Se eu de ti me não lembrar, Jerusalém
(Gadamael Porto, Guiné, 1973)
Nos gritos silenciados
Pelos esgares multiplicados desta metralha horrenda,
Se eu de vós me não lembrar, meu monte e meu rio sagrados,
Que a minha língua se prenda,
Que a minha língua se prenda!
Junto ao Rio de Cacine me sentei chorando,
Com saudades consagradas
Ao meu chão;
Nos palmares do chão manjaco desfiando
Um rosário de granadas
De mão.
Partem de Kandiafara mísseis Strela em demanda da minha vida,
Quando eu demando a minha terra da promissão:
Tão longe está o doce favo da partida,
A cama desfeita, os olhos embaciados amarrados ao vulcão.

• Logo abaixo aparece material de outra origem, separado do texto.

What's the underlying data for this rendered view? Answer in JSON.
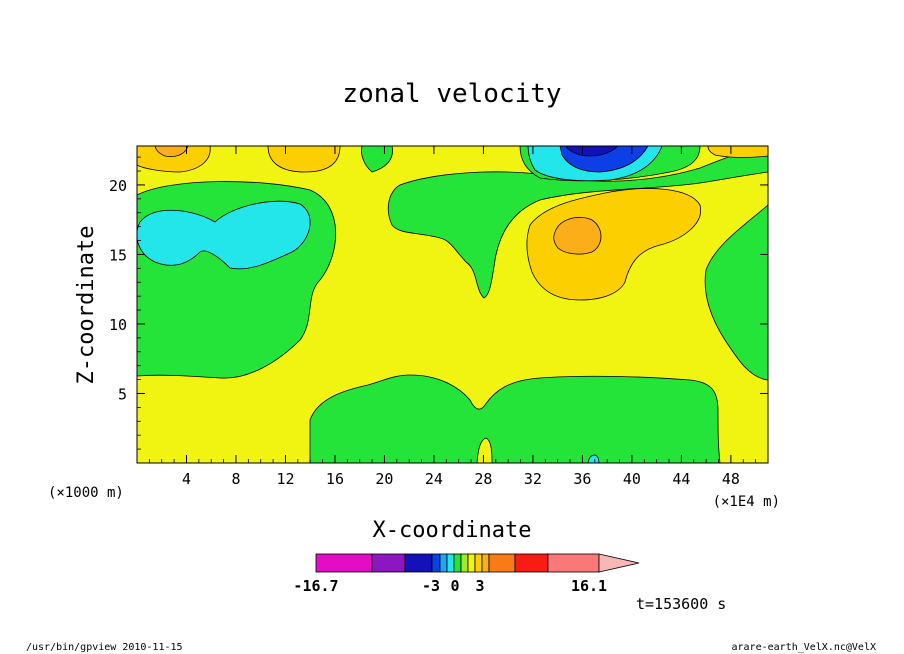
{
  "chart_data": {
    "type": "heatmap",
    "title": "zonal velocity",
    "xlabel": "X-coordinate",
    "ylabel": "Z-coordinate",
    "x_unit_left": "(×1000 m)",
    "x_unit_right": "(×1E4 m)",
    "xlim": [
      0,
      51
    ],
    "ylim": [
      0,
      22.8
    ],
    "x_ticks": [
      "4",
      "8",
      "12",
      "16",
      "20",
      "24",
      "28",
      "32",
      "36",
      "40",
      "44",
      "48"
    ],
    "y_ticks": [
      "5",
      "10",
      "15",
      "20"
    ],
    "colorbar": {
      "colors": [
        "#e40cc4",
        "#8c16c0",
        "#1212b8",
        "#0c40e6",
        "#1ea6f4",
        "#22e6ea",
        "#24e43a",
        "#a2e82a",
        "#f0f410",
        "#fcd000",
        "#fcae18",
        "#fa7a16",
        "#f81c14",
        "#fa7878",
        "#f8b6b4"
      ],
      "tick_labels": [
        "-16.7",
        "-3",
        "0",
        "3",
        "16.1"
      ]
    },
    "time_label": "t=153600 s"
  },
  "footer": {
    "left": "/usr/bin/gpview  2010-11-15",
    "right": "arare-earth_VelX.nc@VelX"
  }
}
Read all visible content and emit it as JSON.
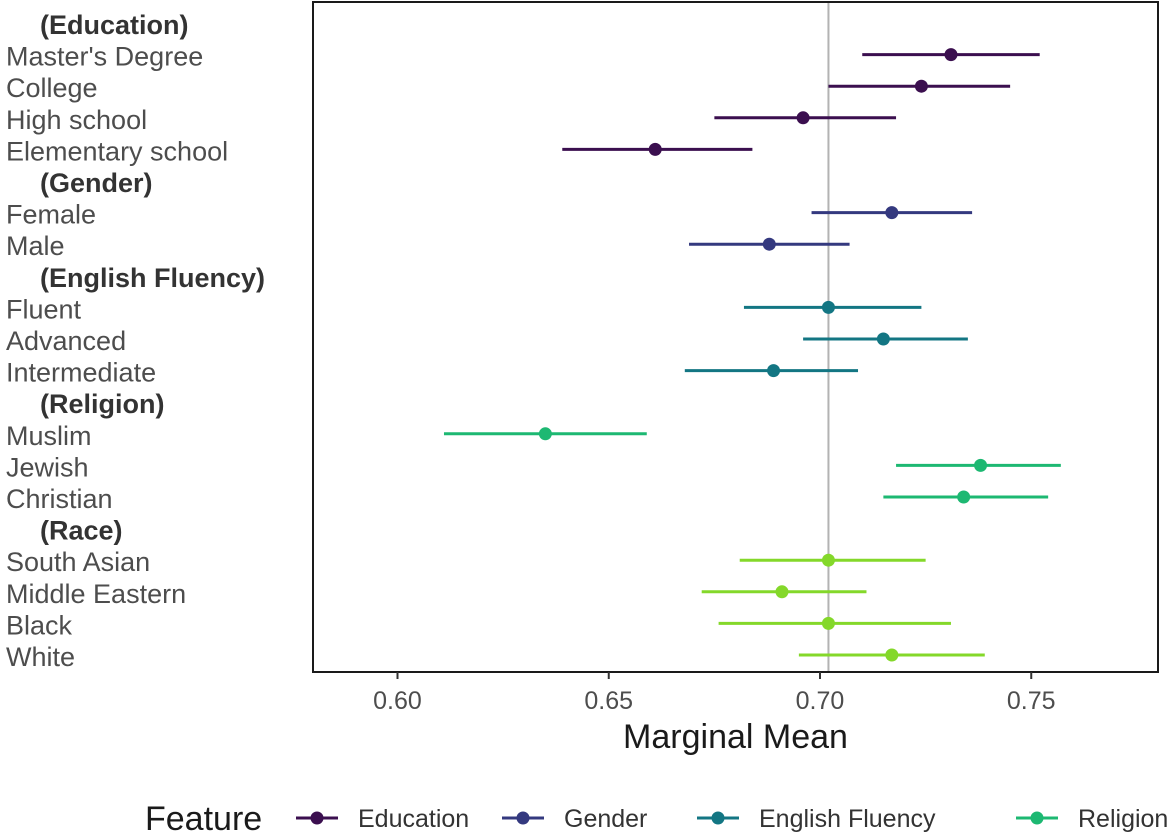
{
  "chart_data": {
    "type": "dot-errorbar",
    "xlabel": "Marginal Mean",
    "ylabel": "",
    "xlim": [
      0.58,
      0.78
    ],
    "xticks": [
      0.6,
      0.65,
      0.7,
      0.75
    ],
    "xtick_labels": [
      "0.60",
      "0.65",
      "0.70",
      "0.75"
    ],
    "reference_line": 0.702,
    "rows": [
      {
        "label": "(Education)",
        "header": true
      },
      {
        "label": "Master's Degree",
        "feature": "Education",
        "mean": 0.731,
        "low": 0.71,
        "high": 0.752
      },
      {
        "label": "College",
        "feature": "Education",
        "mean": 0.724,
        "low": 0.702,
        "high": 0.745
      },
      {
        "label": "High school",
        "feature": "Education",
        "mean": 0.696,
        "low": 0.675,
        "high": 0.718
      },
      {
        "label": "Elementary school",
        "feature": "Education",
        "mean": 0.661,
        "low": 0.639,
        "high": 0.684
      },
      {
        "label": "(Gender)",
        "header": true
      },
      {
        "label": "Female",
        "feature": "Gender",
        "mean": 0.717,
        "low": 0.698,
        "high": 0.736
      },
      {
        "label": "Male",
        "feature": "Gender",
        "mean": 0.688,
        "low": 0.669,
        "high": 0.707
      },
      {
        "label": "(English Fluency)",
        "header": true
      },
      {
        "label": "Fluent",
        "feature": "English Fluency",
        "mean": 0.702,
        "low": 0.682,
        "high": 0.724
      },
      {
        "label": "Advanced",
        "feature": "English Fluency",
        "mean": 0.715,
        "low": 0.696,
        "high": 0.735
      },
      {
        "label": "Intermediate",
        "feature": "English Fluency",
        "mean": 0.689,
        "low": 0.668,
        "high": 0.709
      },
      {
        "label": "(Religion)",
        "header": true
      },
      {
        "label": "Muslim",
        "feature": "Religion",
        "mean": 0.635,
        "low": 0.611,
        "high": 0.659
      },
      {
        "label": "Jewish",
        "feature": "Religion",
        "mean": 0.738,
        "low": 0.718,
        "high": 0.757
      },
      {
        "label": "Christian",
        "feature": "Religion",
        "mean": 0.734,
        "low": 0.715,
        "high": 0.754
      },
      {
        "label": "(Race)",
        "header": true
      },
      {
        "label": "South Asian",
        "feature": "Race",
        "mean": 0.702,
        "low": 0.681,
        "high": 0.725
      },
      {
        "label": "Middle Eastern",
        "feature": "Race",
        "mean": 0.691,
        "low": 0.672,
        "high": 0.711
      },
      {
        "label": "Black",
        "feature": "Race",
        "mean": 0.702,
        "low": 0.676,
        "high": 0.731
      },
      {
        "label": "White",
        "feature": "Race",
        "mean": 0.717,
        "low": 0.695,
        "high": 0.739
      }
    ],
    "legend": {
      "title": "Feature",
      "position": "bottom",
      "entries": [
        {
          "name": "Education",
          "color": "#3b0f4f"
        },
        {
          "name": "Gender",
          "color": "#34397f"
        },
        {
          "name": "English Fluency",
          "color": "#137683"
        },
        {
          "name": "Religion",
          "color": "#1db872"
        }
      ]
    },
    "colors": {
      "Education": "#3b0f4f",
      "Gender": "#34397f",
      "English Fluency": "#137683",
      "Religion": "#1db872",
      "Race": "#84d82a"
    }
  }
}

Não é este o Rio que eu desejo engrossar com as lágrimas salgadas
Desta saudade tamanha;
Jazem a harpa e a G3, dependuradas
No tarrafe da bolanha.
Não é este o rio das bogas, dos barbos, das enguias e dos mexilhões
Que eu demando. Este rio não é
O rio que eu desejo. O rio Cacine tem candambas, tem bicudas, tubarões,
Nasce e morre em quatro horas de maré.
Aqui as bajudas balançam com altivez os chalavares dos camarões
E os flamingos parecem levitar num golpe d'asa;
Mas a água do meu rio, como o fogo dos vulcões,
É ferro em brasa.
O meu Tâmega sagrado foi rasgado com um grito,
Marcado pelo lume que a profecia diz,
Um pássaro de fogo voando no infinito,
Doce cicatriz.
Junto ao Rio de Cacine me sentei chorando,
Com saudades consagradas
Ao meu chão;
Nos palmares do chão manjaco desfiando
Um rosário de granadas
De mão.
Nos gritos silenciados
Pelos esgares multiplicados desta metralha horrenda,
Se eu de vós me não lembrar, meu monte e meu rio sagrados,
Que a minha língua se prenda,
Que a minha língua se prenda!
Luís Jales de Oliveira, Corre-me um Rio no Peito, edição de autor, Mondim de Basto, 2010
Pelicanos no Rio Cacine, Guiné-Bissau (Foto: Pedro do Vale)
Em primeiro plano o Rio Tâmega e em último plano o Monte Farinha, Mondim de Basto, Portugal (Foto: Movimento Cidadania para o Desenvolvimento no Tâmega)
GLOSSÁRIO
Chão manjaco - território habitado pelo povo manjaco da Guiné-Bissau
Kandiafara - localidade na República da Guiné (Guiné-Conacri)
Mísseis Strela - mísseis terra-ar com sensores de infra-vermelhos, que podiam ser disparados a partir do ombro de um atirador
Vulcão - alusão ao Monte Farinha, nas proximidades de Mondim de Basto, que não é um vulcão, embora pareça; no seu cume não existe qualquer cratera, mas sim um santuário dedicado a Nossa Senhora da Graça
Tarrafe - o mesmo que tamargueira ou tramagueira, árvore de pequenas dimensões
Bolanha - extensão de terreno alagadiço na Guiné-Bissau
Bajudas - jovens do sexo feminino
Chalavar - instrumento de pesca dotado de rede camaroeira, usado para apanhar marisco
Comentários: 3
"Não é este o Rio que eu desejo engrossar com as lágrimas salgadas"
Todos nós temos um rio que queremos salvar!
Dê um abraço ao autor do poema, mesmo se não o conheça!
Não conheço o autor, mas gostaria.
O título do poema mostra que Jales de Oliveira se inspirou no episódio bíblico da conquista dos reinos de Israel e de Judá pelo rei Nabucodonosor, que levou os seus habitantes cativos para Babilónia. O exílio então vivido pelos israelitas tem vindo a ser uma inesgotável fonte de inspiração para muitos escritores e artistas ao longo dos séculos. Por exemplo, Luís de Camões escreveu as conhecidas redondilhas Sôbolos rios que vão e o compositor italiano Giuseppe Verdi compôs uma ópera sobre o tema, chamada Nabucco, que inclui o famoso Va pensiero, que o Rogério ainda recentemente publicou no seu blog.
Neste poema, Jales de Oliveira compara o seu próprio exílio nas margens do Rio Cacine ao exílio dos judeus nas margens dos rios de Babilónia.
Toda eu sou um rio, meu amigo. Toda eu.